Gizli faaliyetlerin kuralları bununla da yetinmiyordu. Manukyan detrap noktasına gitmeden önce Fransız Hastanesinin civarındaki belli bir yere
emniyet işaretini vermiş, bir tehlike olmadığını belirtmişti. Bu kadar tedbir de yeterli değildi. Manukyan detrabı doldurduktan sonra geldiği yöne geri dönmüş yokuşun üst tarafındaki bir ağaca detrabın dolu olduğunu belli eden işareti koymuştu. Detrap yerinin karşısında bulunan metruk gazinonun bahçesindeki büyük ağaca tırmanmıştık. Aramızda bir hayli mesafe olmasına rağmen bölgeye ve detrap yerine
hakimdik. Film gibi faaliyeti izliyorduk. Takipçiler geniş bölgeye yayılmış ve sabit noktalardan gözetleme yapıyorlardı.
Manukyan’ın ayrılmasından 15-20 dakika kadar sonra Sovyet memurun aşağıdan geldiğini gördük. Diplomatik plakalı araba ile Beşiktaş istikametinden gelmiş ve araba stadın yanından yokuşa sapar sapmaz otodan inmişti. O yukarı doğru ilerlerken içi kalabalık olan Sovyet arabası iki kez Taşlık’tan tur atarak Sovyet’in yanından geçti ve güvenliğini kontrol etti. Sovyet detrap noktasına yaklaşırken yokuşun yukarı tarafında ortaya çıkan bir diğer Sovyet aşağı doğru yürümeye başladı. Herhalde güvenlik ve detrap dolu işaretlerini o kontrol etmişti. Yan yana geldiklerinde hiç durmadan ve konuşmadan geçtiler. 1.nci Sovyet bir müddet sonra ağacın yanındaydı. O da Manukyan gibi davranıp bir müddet oyalandı. Sonra oradan ayrılıp yukarı doğru yoluna devam etti. Maçka Oteli sapağına geldiğinde arkadan gelen ve üçüncü turunu atmış olan Sovyet arabasına binip uzaklaştılar. Bu meslek hayatımda yaşayabileceğim en güzel olaydı.
Orman’da Suçüstü
Fatih Ormanı o kadar sessizdi ki en ufak bir fısıltı dahi yankılanıyordu. Sovyet casusu Manukyan’a bu gece suçüstü yapılacaktı. Biz iki kişi, Maslak asfaltından ormana giren yola yakın bir yerde duruyorduk. Detrap noktası 300-400 metre kadar ilerdeydi.

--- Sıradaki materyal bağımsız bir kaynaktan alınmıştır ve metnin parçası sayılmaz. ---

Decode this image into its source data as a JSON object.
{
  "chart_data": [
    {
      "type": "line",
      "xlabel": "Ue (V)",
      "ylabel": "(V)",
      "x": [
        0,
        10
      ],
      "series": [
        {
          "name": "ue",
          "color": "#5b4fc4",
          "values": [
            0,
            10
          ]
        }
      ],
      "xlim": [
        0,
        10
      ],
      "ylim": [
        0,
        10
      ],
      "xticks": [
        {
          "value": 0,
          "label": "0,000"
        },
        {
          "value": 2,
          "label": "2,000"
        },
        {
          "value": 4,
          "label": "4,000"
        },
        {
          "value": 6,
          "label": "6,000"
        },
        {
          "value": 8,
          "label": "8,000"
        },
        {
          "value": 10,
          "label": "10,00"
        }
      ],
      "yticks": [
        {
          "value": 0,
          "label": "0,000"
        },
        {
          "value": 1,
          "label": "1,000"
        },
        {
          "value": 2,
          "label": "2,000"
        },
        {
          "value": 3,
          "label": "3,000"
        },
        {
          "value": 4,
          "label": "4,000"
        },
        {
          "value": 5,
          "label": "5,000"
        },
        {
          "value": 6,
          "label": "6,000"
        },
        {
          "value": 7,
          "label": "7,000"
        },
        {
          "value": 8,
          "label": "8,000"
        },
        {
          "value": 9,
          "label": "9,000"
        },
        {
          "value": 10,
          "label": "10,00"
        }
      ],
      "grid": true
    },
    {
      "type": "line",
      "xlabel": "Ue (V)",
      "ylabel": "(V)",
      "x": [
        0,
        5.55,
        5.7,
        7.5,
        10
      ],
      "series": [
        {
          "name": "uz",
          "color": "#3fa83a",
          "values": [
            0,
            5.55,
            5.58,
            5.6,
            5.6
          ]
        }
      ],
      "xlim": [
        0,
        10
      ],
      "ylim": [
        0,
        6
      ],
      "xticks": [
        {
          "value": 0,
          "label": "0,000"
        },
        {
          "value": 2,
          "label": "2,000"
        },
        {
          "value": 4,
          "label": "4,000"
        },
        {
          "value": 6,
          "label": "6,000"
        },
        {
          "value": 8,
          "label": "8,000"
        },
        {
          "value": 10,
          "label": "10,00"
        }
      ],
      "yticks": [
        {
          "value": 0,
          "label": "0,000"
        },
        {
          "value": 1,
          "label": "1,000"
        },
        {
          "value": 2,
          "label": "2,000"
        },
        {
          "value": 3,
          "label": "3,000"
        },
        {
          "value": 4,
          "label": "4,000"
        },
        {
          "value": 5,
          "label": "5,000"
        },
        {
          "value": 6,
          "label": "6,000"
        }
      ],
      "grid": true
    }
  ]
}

Etrafında tertibat alınmıştı. Aylardır yürüttüğümüz takip faaliyeti nihayet sona erecekti. Manukyan veya onu sevk ve idare eden Rus ormana bu yönden girerlerse onu ilk önce biz görecek ve işaret verecektik.

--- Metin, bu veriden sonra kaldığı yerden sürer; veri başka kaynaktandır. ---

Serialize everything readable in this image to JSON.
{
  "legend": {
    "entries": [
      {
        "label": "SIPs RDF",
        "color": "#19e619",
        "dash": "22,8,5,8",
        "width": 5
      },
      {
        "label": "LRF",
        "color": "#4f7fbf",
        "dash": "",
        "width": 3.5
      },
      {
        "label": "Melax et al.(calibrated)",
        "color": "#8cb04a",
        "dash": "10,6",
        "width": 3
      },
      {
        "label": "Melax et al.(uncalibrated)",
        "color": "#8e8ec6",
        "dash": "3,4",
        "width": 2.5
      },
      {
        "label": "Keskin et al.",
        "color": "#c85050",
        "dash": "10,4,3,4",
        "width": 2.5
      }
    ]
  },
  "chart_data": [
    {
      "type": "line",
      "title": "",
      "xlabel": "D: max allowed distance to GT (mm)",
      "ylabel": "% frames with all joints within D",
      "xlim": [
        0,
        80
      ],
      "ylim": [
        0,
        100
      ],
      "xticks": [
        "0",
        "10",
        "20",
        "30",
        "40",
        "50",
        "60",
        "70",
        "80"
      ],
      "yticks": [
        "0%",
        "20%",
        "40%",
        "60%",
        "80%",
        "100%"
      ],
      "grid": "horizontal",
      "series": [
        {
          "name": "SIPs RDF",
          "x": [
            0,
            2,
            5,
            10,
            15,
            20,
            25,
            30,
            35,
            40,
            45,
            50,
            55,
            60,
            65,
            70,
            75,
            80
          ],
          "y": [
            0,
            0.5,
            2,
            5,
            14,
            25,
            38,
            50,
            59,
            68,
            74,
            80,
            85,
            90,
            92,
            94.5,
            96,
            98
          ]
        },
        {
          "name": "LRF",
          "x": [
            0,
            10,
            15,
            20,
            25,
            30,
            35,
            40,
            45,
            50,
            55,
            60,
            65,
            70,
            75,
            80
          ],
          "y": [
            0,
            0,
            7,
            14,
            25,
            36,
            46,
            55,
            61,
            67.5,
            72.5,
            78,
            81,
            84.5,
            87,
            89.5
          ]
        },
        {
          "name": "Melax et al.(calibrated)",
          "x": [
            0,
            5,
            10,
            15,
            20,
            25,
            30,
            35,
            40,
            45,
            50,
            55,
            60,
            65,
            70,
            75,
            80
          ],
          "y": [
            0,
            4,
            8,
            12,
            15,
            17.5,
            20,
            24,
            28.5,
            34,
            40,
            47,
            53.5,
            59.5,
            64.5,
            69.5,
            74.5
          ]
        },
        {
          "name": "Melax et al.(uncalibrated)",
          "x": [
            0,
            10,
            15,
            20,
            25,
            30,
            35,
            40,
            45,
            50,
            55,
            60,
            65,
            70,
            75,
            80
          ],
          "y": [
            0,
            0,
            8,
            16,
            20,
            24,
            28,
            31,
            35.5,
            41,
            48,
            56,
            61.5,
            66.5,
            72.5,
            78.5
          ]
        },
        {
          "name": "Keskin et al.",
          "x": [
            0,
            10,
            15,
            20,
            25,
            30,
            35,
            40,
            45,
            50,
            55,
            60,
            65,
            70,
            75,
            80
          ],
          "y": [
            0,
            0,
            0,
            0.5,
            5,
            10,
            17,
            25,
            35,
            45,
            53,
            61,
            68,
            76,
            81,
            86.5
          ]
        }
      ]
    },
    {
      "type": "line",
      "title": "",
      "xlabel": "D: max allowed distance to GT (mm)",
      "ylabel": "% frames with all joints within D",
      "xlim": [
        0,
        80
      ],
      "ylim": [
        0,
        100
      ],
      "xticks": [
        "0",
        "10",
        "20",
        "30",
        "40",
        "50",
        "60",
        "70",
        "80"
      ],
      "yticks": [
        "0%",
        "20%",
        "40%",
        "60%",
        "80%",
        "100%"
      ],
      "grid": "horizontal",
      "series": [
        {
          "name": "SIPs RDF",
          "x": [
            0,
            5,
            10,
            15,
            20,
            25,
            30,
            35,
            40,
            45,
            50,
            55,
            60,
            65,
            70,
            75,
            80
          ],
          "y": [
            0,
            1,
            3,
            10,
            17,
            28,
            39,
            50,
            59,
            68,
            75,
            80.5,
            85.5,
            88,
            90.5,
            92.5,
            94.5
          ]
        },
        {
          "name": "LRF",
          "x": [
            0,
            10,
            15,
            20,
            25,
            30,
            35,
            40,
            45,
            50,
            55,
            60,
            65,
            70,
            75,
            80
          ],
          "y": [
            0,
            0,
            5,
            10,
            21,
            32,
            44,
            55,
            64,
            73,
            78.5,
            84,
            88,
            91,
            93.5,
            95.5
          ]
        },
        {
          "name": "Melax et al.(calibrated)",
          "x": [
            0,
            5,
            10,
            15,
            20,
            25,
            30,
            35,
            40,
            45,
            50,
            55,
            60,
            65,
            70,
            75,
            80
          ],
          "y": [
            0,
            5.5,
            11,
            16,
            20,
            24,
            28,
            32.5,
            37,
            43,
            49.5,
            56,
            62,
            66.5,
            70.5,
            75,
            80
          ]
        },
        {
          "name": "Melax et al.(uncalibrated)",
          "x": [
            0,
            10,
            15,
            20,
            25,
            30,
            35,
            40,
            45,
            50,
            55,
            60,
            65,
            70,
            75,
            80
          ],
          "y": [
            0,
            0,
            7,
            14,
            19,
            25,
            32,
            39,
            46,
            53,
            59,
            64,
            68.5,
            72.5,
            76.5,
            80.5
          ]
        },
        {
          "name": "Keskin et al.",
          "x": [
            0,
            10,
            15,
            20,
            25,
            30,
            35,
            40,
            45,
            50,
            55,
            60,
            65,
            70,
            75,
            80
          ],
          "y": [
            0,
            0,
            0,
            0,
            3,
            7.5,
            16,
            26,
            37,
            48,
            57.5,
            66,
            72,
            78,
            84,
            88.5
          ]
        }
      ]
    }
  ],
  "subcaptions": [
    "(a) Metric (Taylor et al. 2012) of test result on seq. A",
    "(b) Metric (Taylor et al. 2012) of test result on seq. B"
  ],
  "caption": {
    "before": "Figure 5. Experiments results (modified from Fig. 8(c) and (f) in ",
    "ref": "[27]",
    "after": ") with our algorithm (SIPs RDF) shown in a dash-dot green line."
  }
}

Manukyan, bizim bulunduğumuz yönden geldi ve orman yoluna girdi. İşaret dalga dalga detrap bölgesine ulaştı. Nefeslerimizi bile tutmuştuk. Çıt çıkmıyordu. Bir süre sonra yol kenarındaki bir kaya parçasının altı olan detrap yerinden koşuşmalar ve sesler geldi. Arkadaşlar haberi ulaştırdılar. Manukyan enterne edilmiş ve götürülmüştü.

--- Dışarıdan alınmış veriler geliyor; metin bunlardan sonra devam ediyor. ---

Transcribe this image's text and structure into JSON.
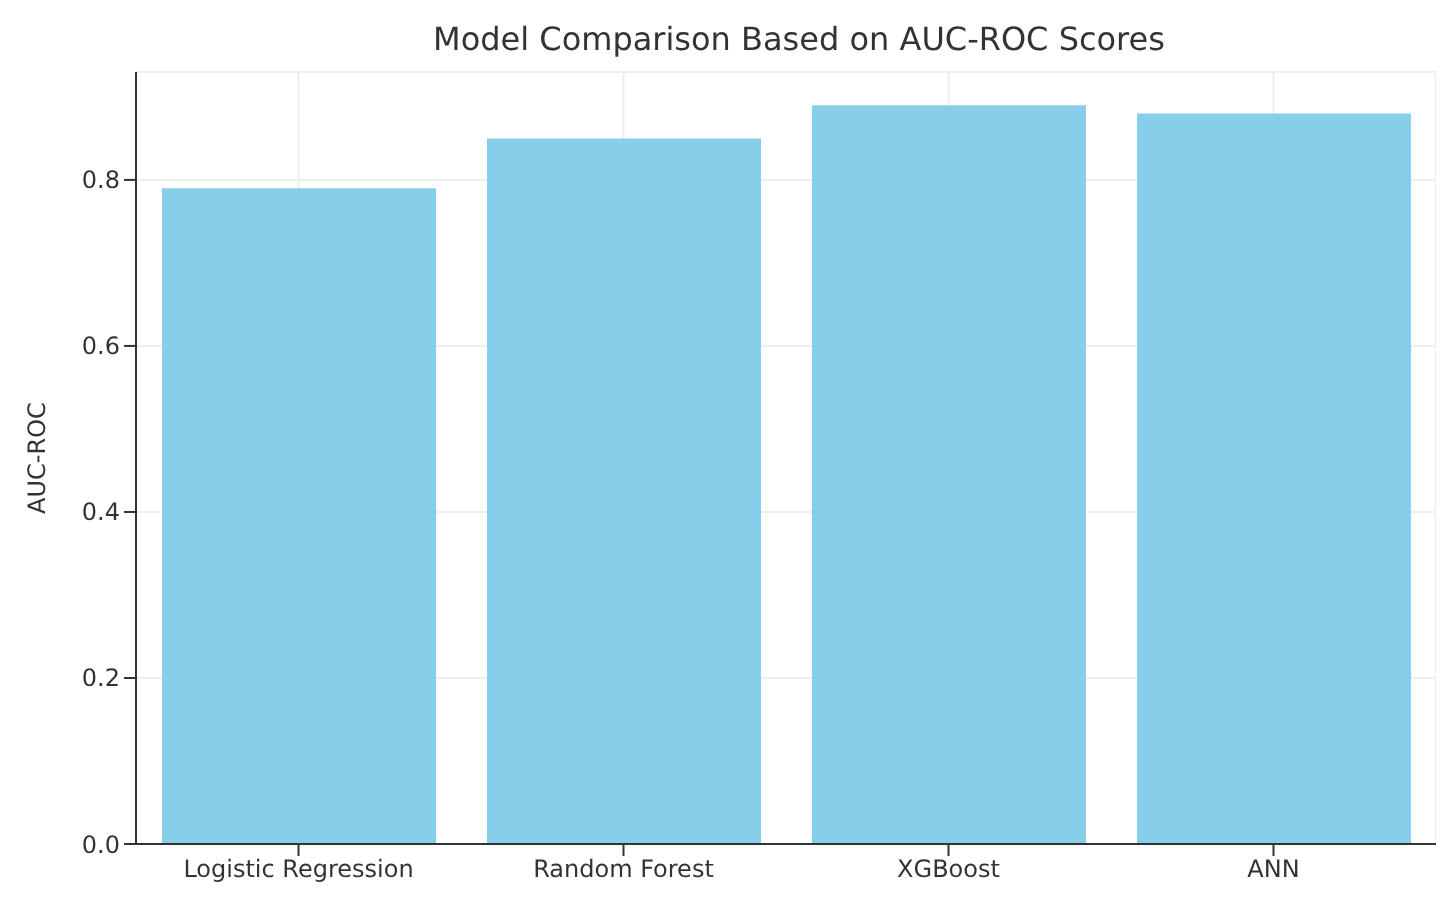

Sıra Rus’a gelmişti. Yarım saat geçmemişti ki, Rus’un otomobili ormanın Kilyos istikametinden detrap bölgesine yaklaştığı işareti geldi. Yerimizde kaldık. Kısa bir süre sonra bağrışmalar gelmeye başladı. Koşarak detrap bölgesine gittim. Sovyet Yuri Vladimirovich Maksimov’un ayaklarında balıkçı çizmesi ve üzerinde spor bir kıyafet vardı. İlk bakışta denizden yeni dönmüş, ağlarını toplayan bir balıkçıya benziyordu. Detrabı boşaltmaya yalnız gelmişti. İri yarı bir adamdı. Kendisini tutmaya çalışanlara şiddetle karşı çıkıp kurtulmaya çalışıyordu. Sonunda kollarını arkasından kıvırıp hareketsiz hale getirdiler, o vaziyette yürüyerek 200 metre kadar ilerdeki Orman İdaresine ait binaya götürdüler. Ankara’dan yetkili amirler gelmişti. Binada onunla görüştüler. Herhalde usulen bir kimlik kontrolünden sonra kendisine bizimle çalışması halinde bu olayı unutabileceğimiz söylenmiştir. Maksimov kısa bir müddet sonra diplomatik statüsü icabı serbest bırakıldı. Kazaya uğramış bir balıkçı gibi perişan bir vaziyette arabasına binip bölgeden uzaklaştı. Ertesi gün Sovyetler Birliğine geri dönüyordu.